The investigators conducted a nationwide survey in The Netherlands of patients with IHS-defined CH and those with a clinical picture resembling CH. A total of 1,452 individuals-recruited between May 1998 and March 2001-filled in two questionnaires that contained items concerning the IHS criteria for CH and additional features, such as circadian attack patterns. The clinical characteristics of patients who satisfied all the diagnostic criteria of the IHS (n = 1,163; IHS-CH group) were compared with those of patients who met all but one of the criteria (n = 289; IHS-CH-1 group). Patients in the two groups had a similar mean age at headache onset, but the male-to-female ratio was lower in the IHS-CH-1 group (P <0.001).

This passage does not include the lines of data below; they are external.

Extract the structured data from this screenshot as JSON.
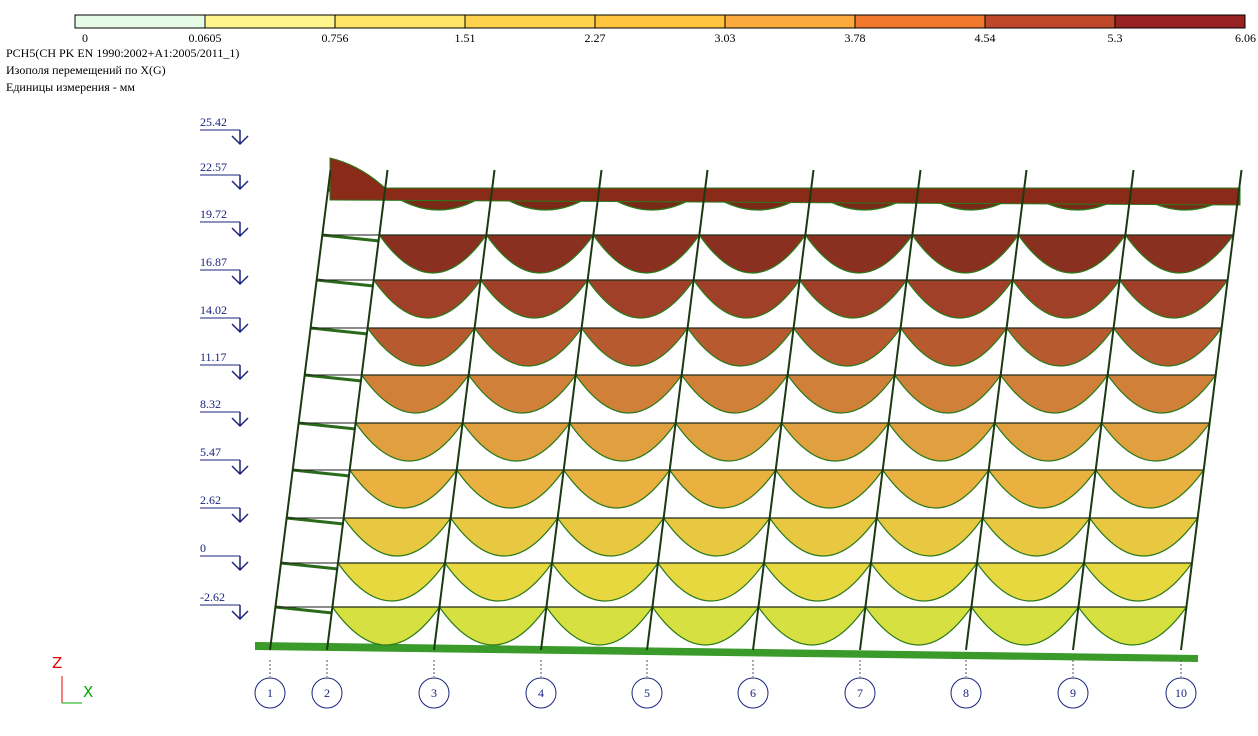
{
  "legend": {
    "labels": [
      "0",
      "0.0605",
      "0.756",
      "1.51",
      "2.27",
      "3.03",
      "3.78",
      "4.54",
      "5.3",
      "6.06"
    ],
    "colors": [
      "#e6fbe6",
      "#fff58c",
      "#ffe466",
      "#ffd24d",
      "#ffc43d",
      "#fbaa3c",
      "#f0782c",
      "#c0482a",
      "#962222"
    ]
  },
  "header": {
    "lines": [
      "PCH5(CH PK EN 1990:2002+A1:2005/2011_1)",
      "Изополя перемещений по X(G)",
      "Единицы измерения - мм"
    ]
  },
  "levels": [
    "25.42",
    "22.57",
    "19.72",
    "16.87",
    "14.02",
    "11.17",
    "8.32",
    "5.47",
    "2.62",
    "0",
    "-2.62"
  ],
  "axes": [
    "1",
    "2",
    "3",
    "4",
    "5",
    "6",
    "7",
    "8",
    "9",
    "10"
  ],
  "coordinate_axes": {
    "vertical": "Z",
    "horizontal": "X"
  }
}
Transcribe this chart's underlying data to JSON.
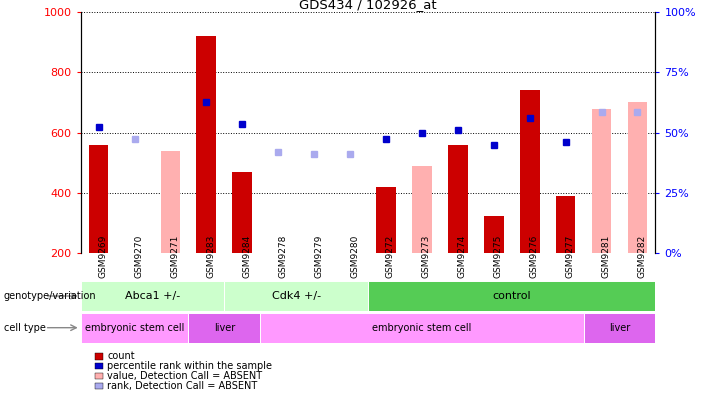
{
  "title": "GDS434 / 102926_at",
  "samples": [
    "GSM9269",
    "GSM9270",
    "GSM9271",
    "GSM9283",
    "GSM9284",
    "GSM9278",
    "GSM9279",
    "GSM9280",
    "GSM9272",
    "GSM9273",
    "GSM9274",
    "GSM9275",
    "GSM9276",
    "GSM9277",
    "GSM9281",
    "GSM9282"
  ],
  "count_values": [
    560,
    null,
    null,
    920,
    470,
    null,
    null,
    null,
    420,
    null,
    560,
    325,
    740,
    390,
    null,
    null
  ],
  "count_absent": [
    null,
    null,
    540,
    null,
    null,
    null,
    null,
    null,
    null,
    490,
    null,
    null,
    null,
    null,
    680,
    700
  ],
  "rank_present": [
    620,
    null,
    null,
    700,
    630,
    null,
    null,
    null,
    580,
    600,
    610,
    560,
    650,
    570,
    null,
    null
  ],
  "rank_absent": [
    null,
    580,
    null,
    null,
    null,
    535,
    530,
    530,
    null,
    null,
    null,
    null,
    null,
    null,
    670,
    670
  ],
  "ylim_left": [
    200,
    1000
  ],
  "ylim_right": [
    0,
    100
  ],
  "yticks_left": [
    200,
    400,
    600,
    800,
    1000
  ],
  "yticks_right": [
    0,
    25,
    50,
    75,
    100
  ],
  "color_count_present": "#cc0000",
  "color_count_absent": "#ffb0b0",
  "color_rank_present": "#0000cc",
  "color_rank_absent": "#aaaaee",
  "bg_color": "#ffffff",
  "plot_bg": "#ffffff",
  "genotype_groups": [
    {
      "label": "Abca1 +/-",
      "start": 0,
      "end": 4,
      "color": "#ccffcc"
    },
    {
      "label": "Cdk4 +/-",
      "start": 4,
      "end": 8,
      "color": "#ccffcc"
    },
    {
      "label": "control",
      "start": 8,
      "end": 16,
      "color": "#55cc55"
    }
  ],
  "celltype_groups": [
    {
      "label": "embryonic stem cell",
      "start": 0,
      "end": 3,
      "color": "#ff99ff"
    },
    {
      "label": "liver",
      "start": 3,
      "end": 5,
      "color": "#dd66ee"
    },
    {
      "label": "embryonic stem cell",
      "start": 5,
      "end": 14,
      "color": "#ff99ff"
    },
    {
      "label": "liver",
      "start": 14,
      "end": 16,
      "color": "#dd66ee"
    }
  ],
  "legend_items": [
    {
      "label": "count",
      "color": "#cc0000"
    },
    {
      "label": "percentile rank within the sample",
      "color": "#0000cc"
    },
    {
      "label": "value, Detection Call = ABSENT",
      "color": "#ffb0b0"
    },
    {
      "label": "rank, Detection Call = ABSENT",
      "color": "#aaaaee"
    }
  ],
  "geno_border_color": "#aaffaa",
  "cell_border_color": "#ffaaff"
}
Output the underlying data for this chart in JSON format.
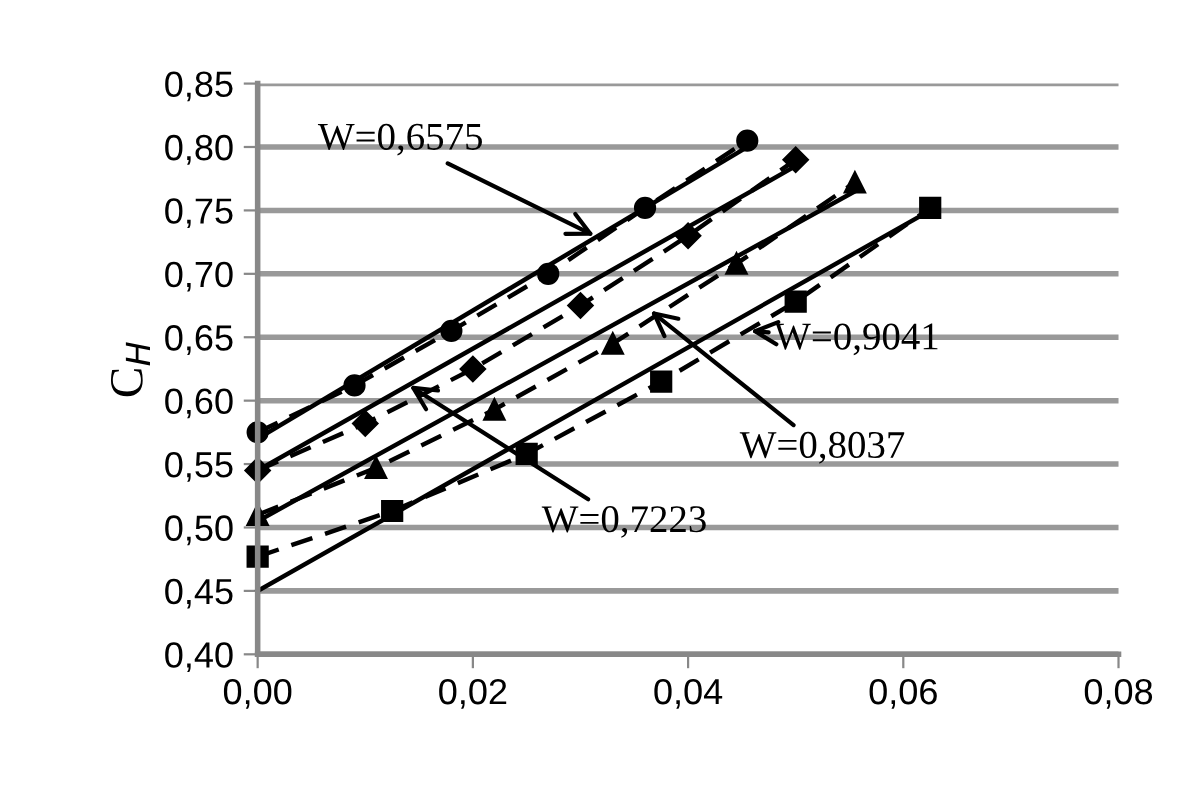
{
  "chart_data": {
    "type": "line",
    "ylabel": "C$_{H}$",
    "xlim": [
      0,
      0.08
    ],
    "ylim": [
      0.4,
      0.85
    ],
    "xticks": [
      {
        "value": 0,
        "label": "0,00"
      },
      {
        "value": 0.02,
        "label": "0,02"
      },
      {
        "value": 0.04,
        "label": "0,04"
      },
      {
        "value": 0.06,
        "label": "0,06"
      },
      {
        "value": 0.08,
        "label": "0,08"
      }
    ],
    "yticks": [
      {
        "value": 0.4,
        "label": "0,40"
      },
      {
        "value": 0.45,
        "label": "0,45"
      },
      {
        "value": 0.5,
        "label": "0,50"
      },
      {
        "value": 0.55,
        "label": "0,55"
      },
      {
        "value": 0.6,
        "label": "0,60"
      },
      {
        "value": 0.65,
        "label": "0,65"
      },
      {
        "value": 0.7,
        "label": "0,70"
      },
      {
        "value": 0.75,
        "label": "0,75"
      },
      {
        "value": 0.8,
        "label": "0,80"
      },
      {
        "value": 0.85,
        "label": "0,85"
      }
    ],
    "grid": "y",
    "legend": false,
    "series": [
      {
        "color": "#000000",
        "marker": "circle",
        "line_style": "dashed",
        "x": [
          0,
          0.009,
          0.018,
          0.027,
          0.036,
          0.0455
        ],
        "values": [
          0.575,
          0.612,
          0.655,
          0.7,
          0.752,
          0.805
        ]
      },
      {
        "color": "#000000",
        "marker": "diamond",
        "line_style": "dashed",
        "x": [
          0,
          0.01,
          0.02,
          0.03,
          0.04,
          0.05
        ],
        "values": [
          0.545,
          0.582,
          0.625,
          0.675,
          0.73,
          0.79
        ]
      },
      {
        "color": "#000000",
        "marker": "triangle",
        "line_style": "dashed",
        "x": [
          0,
          0.011,
          0.022,
          0.033,
          0.0445,
          0.0555
        ],
        "values": [
          0.51,
          0.547,
          0.593,
          0.645,
          0.708,
          0.772
        ]
      },
      {
        "color": "#000000",
        "marker": "square",
        "line_style": "dashed",
        "x": [
          0,
          0.0125,
          0.025,
          0.0375,
          0.05,
          0.0625
        ],
        "values": [
          0.477,
          0.513,
          0.558,
          0.615,
          0.678,
          0.752
        ]
      },
      {
        "color": "#000000",
        "marker": "none",
        "line_style": "solid",
        "x": [
          0,
          0.0455
        ],
        "values": [
          0.57,
          0.8
        ]
      },
      {
        "color": "#000000",
        "marker": "none",
        "line_style": "solid",
        "x": [
          0,
          0.05
        ],
        "values": [
          0.545,
          0.785
        ]
      },
      {
        "color": "#000000",
        "marker": "none",
        "line_style": "solid",
        "x": [
          0,
          0.0555
        ],
        "values": [
          0.505,
          0.765
        ]
      },
      {
        "color": "#000000",
        "marker": "none",
        "line_style": "solid",
        "x": [
          0,
          0.0625
        ],
        "values": [
          0.45,
          0.75
        ]
      }
    ],
    "annotations": [
      {
        "text": "W=0,6575",
        "x": 0.0313,
        "y": 0.73
      },
      {
        "text": "W=0,9041",
        "x": 0.0458,
        "y": 0.655
      },
      {
        "text": "W=0,8037",
        "x": 0.0365,
        "y": 0.671
      },
      {
        "text": "W=0,7223",
        "x": 0.0141,
        "y": 0.612
      }
    ]
  }
}
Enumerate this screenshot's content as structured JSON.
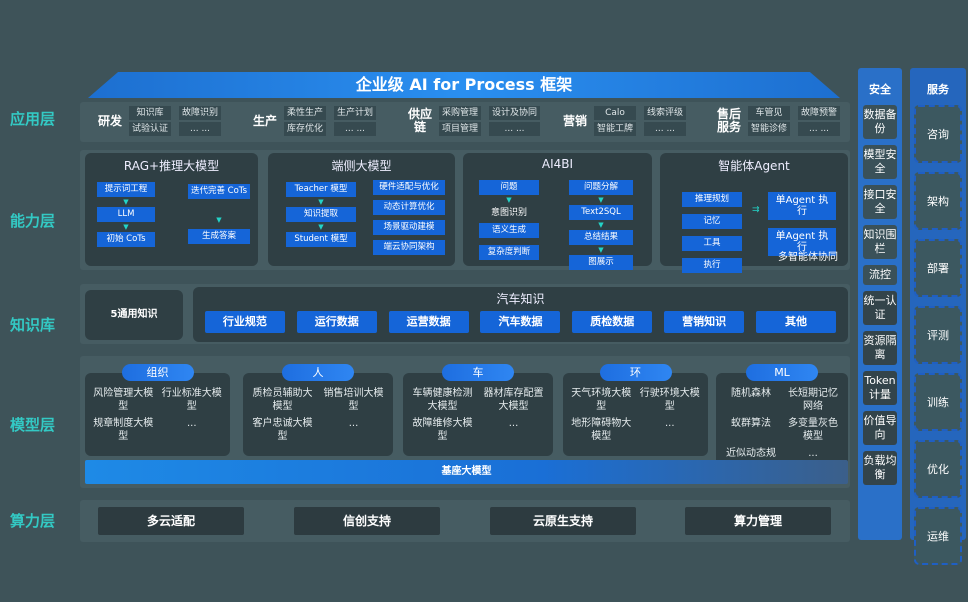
{
  "title": "企业级 AI for Process 框架",
  "layers": {
    "app": "应用层",
    "ability": "能力层",
    "knowledge": "知识库",
    "model": "模型层",
    "compute": "算力层"
  },
  "app_groups": [
    {
      "name": "研发",
      "cells": [
        "知识库",
        "故障识别",
        "试验认证",
        "... ..."
      ]
    },
    {
      "name": "生产",
      "cells": [
        "柔性生产",
        "生产计划",
        "库存优化",
        "... ..."
      ]
    },
    {
      "name": "供应链",
      "cells": [
        "采购管理",
        "设计及协同",
        "项目管理",
        "... ..."
      ]
    },
    {
      "name": "营销",
      "cells": [
        "Calo",
        "线索评级",
        "智能工牌",
        "... ..."
      ]
    },
    {
      "name": "售后服务",
      "cells": [
        "车管见",
        "故障预警",
        "智能诊修",
        "... ..."
      ]
    }
  ],
  "ability": {
    "rag": {
      "title": "RAG+推理大模型",
      "left": [
        "提示词工程",
        "LLM",
        "初始 CoTs"
      ],
      "right": [
        "迭代完善 CoTs",
        "生成答案"
      ]
    },
    "edge": {
      "title": "端侧大模型",
      "left": [
        "Teacher 模型",
        "知识提取",
        "Student 模型"
      ],
      "right": [
        "硬件适配与优化",
        "动态计算优化",
        "场景驱动建模",
        "端云协同架构"
      ]
    },
    "ai4bi": {
      "title": "AI4BI",
      "q": "问题",
      "intent": "意图识别",
      "left": [
        "语义生成",
        "复杂度判断"
      ],
      "right": [
        "问题分解",
        "Text2SQL",
        "总结结果",
        "图展示"
      ]
    },
    "agent": {
      "title": "智能体Agent",
      "left": [
        "推理规划",
        "记忆",
        "工具",
        "执行"
      ],
      "right": [
        "单Agent 执行",
        "单Agent 执行"
      ],
      "footer": "多智能体协同"
    }
  },
  "knowledge": {
    "general": "5通用知识",
    "auto_title": "汽车知识",
    "items": [
      "行业规范",
      "运行数据",
      "运营数据",
      "汽车数据",
      "质检数据",
      "营销知识",
      "其他"
    ]
  },
  "models": [
    {
      "name": "组织",
      "items": [
        "风险管理大模型",
        "行业标准大模型",
        "规章制度大模型",
        "..."
      ]
    },
    {
      "name": "人",
      "items": [
        "质检员辅助大模型",
        "销售培训大模型",
        "客户忠诚大模型",
        "..."
      ]
    },
    {
      "name": "车",
      "items": [
        "车辆健康检测大模型",
        "器材库存配置大模型",
        "故障维修大模型",
        "..."
      ]
    },
    {
      "name": "环",
      "items": [
        "天气环境大模型",
        "行驶环境大模型",
        "地形障碍物大模型",
        "..."
      ]
    },
    {
      "name": "ML",
      "items": [
        "随机森林",
        "长短期记忆网络",
        "蚁群算法",
        "多变量灰色模型",
        "近似动态规划",
        "..."
      ]
    }
  ],
  "base_model": "基座大模型",
  "compute": [
    "多云适配",
    "信创支持",
    "云原生支持",
    "算力管理"
  ],
  "security": {
    "title": "安全",
    "items": [
      "数据备份",
      "模型安全",
      "接口安全",
      "知识围栏",
      "流控",
      "统一认证",
      "资源隔离",
      "Token计量",
      "价值导向",
      "负载均衡"
    ]
  },
  "service": {
    "title": "服务",
    "items": [
      "咨询",
      "架构",
      "部署",
      "评测",
      "训练",
      "优化",
      "运维"
    ]
  },
  "colors": {
    "background": "#3e5359",
    "accent": "#1565d8",
    "label": "#33c9c4"
  }
}
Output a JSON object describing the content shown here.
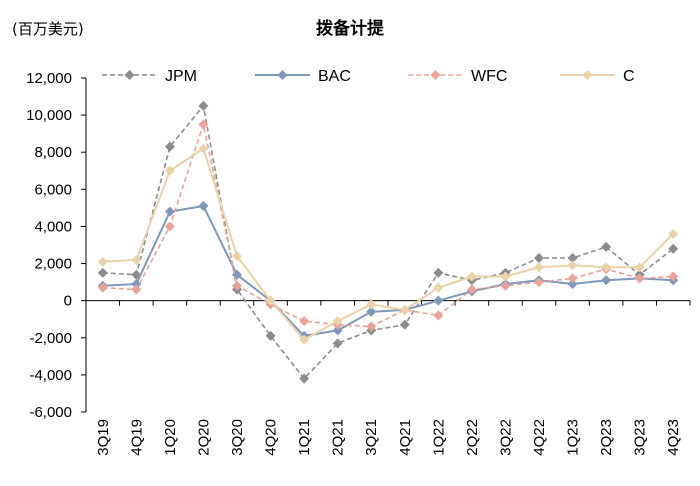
{
  "chart_data": {
    "type": "line",
    "title": "拨备计提",
    "unit_label": "(百万美元)",
    "categories": [
      "3Q19",
      "4Q19",
      "1Q20",
      "2Q20",
      "3Q20",
      "4Q20",
      "1Q21",
      "2Q21",
      "3Q21",
      "4Q21",
      "1Q22",
      "2Q22",
      "3Q22",
      "4Q22",
      "1Q23",
      "2Q23",
      "3Q23",
      "4Q23"
    ],
    "ylim": [
      -6000,
      12000
    ],
    "yticks": [
      {
        "value": 12000,
        "label": "12,000"
      },
      {
        "value": 10000,
        "label": "10,000"
      },
      {
        "value": 8000,
        "label": "8,000"
      },
      {
        "value": 6000,
        "label": "6,000"
      },
      {
        "value": 4000,
        "label": "4,000"
      },
      {
        "value": 2000,
        "label": "2,000"
      },
      {
        "value": 0,
        "label": "0"
      },
      {
        "value": -2000,
        "label": "-2,000"
      },
      {
        "value": -4000,
        "label": "-4,000"
      },
      {
        "value": -6000,
        "label": "-6,000"
      }
    ],
    "grid": false,
    "legend_position": "top",
    "series": [
      {
        "name": "JPM",
        "color": "#8c8c8c",
        "dashed": true,
        "values": [
          1500,
          1400,
          8300,
          10500,
          600,
          -1900,
          -4200,
          -2300,
          -1600,
          -1300,
          1500,
          1100,
          1500,
          2300,
          2300,
          2900,
          1400,
          2800
        ]
      },
      {
        "name": "BAC",
        "color": "#7f97b8",
        "dashed": false,
        "values": [
          800,
          900,
          4800,
          5100,
          1400,
          0,
          -1900,
          -1600,
          -600,
          -500,
          0,
          500,
          900,
          1100,
          900,
          1100,
          1200,
          1100
        ]
      },
      {
        "name": "WFC",
        "color": "#e8a39b",
        "dashed": true,
        "values": [
          700,
          600,
          4000,
          9500,
          800,
          -200,
          -1100,
          -1300,
          -1400,
          -500,
          -800,
          600,
          800,
          1000,
          1200,
          1700,
          1200,
          1300
        ]
      },
      {
        "name": "C",
        "color": "#ead2a8",
        "dashed": false,
        "values": [
          2100,
          2200,
          7000,
          8200,
          2400,
          0,
          -2100,
          -1100,
          -200,
          -500,
          700,
          1300,
          1300,
          1800,
          1900,
          1800,
          1800,
          3600
        ]
      }
    ]
  }
}
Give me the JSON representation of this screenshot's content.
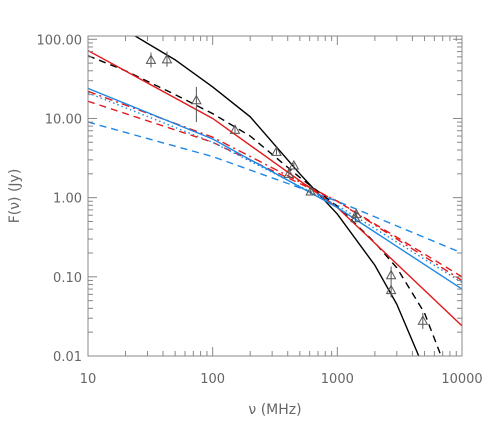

The main outcome measures were the clinical features of survey participants.


Most patients in the IHS-CH-1 group (n = 185, 64%) failed the IHS definition for CH because their attacks exceeded 3 h (median duration 5 h, range 190 min to 5 days). In total, 42% of the patients who tended to have longer attacks reported that some of their attacks were shorter than 3 h, thereby fulfilling the IHS criteria for CH. Other symptoms that typically accompany CH were less frequent among patients who reported attacks exceeding 3 h than in patients who met all the IHS criteria (P <0.005): circadian rhythm 49% versus 64%, nocturnal attacks 67% versus 78%, episodic pattern 65% versus 78%, and restlessness during attacks 64% versus 76%. Migraine-like symptoms, however, were more common among patients with longer attack duration than in patients who had IHS-defined CH (P <0.005): nausea 38% versus 27%, and photophobia or phonophobia 67% versus 54%. The second most common reason for failing the IHS definition was an attack frequency of less than once every other day (n = 46, 16%; mean two attacks per week); the individual attacks in these patients, however, satisfied the IHS criteria for CH.


Patients with headaches lasting longer than 3 h who meet other IHS criteria for the diagnosis of CH, such as restlessness or episodic pattern, could benefit from CH-specific treatment. Attack frequency might not be a useful criterion for the diagnosis of CH.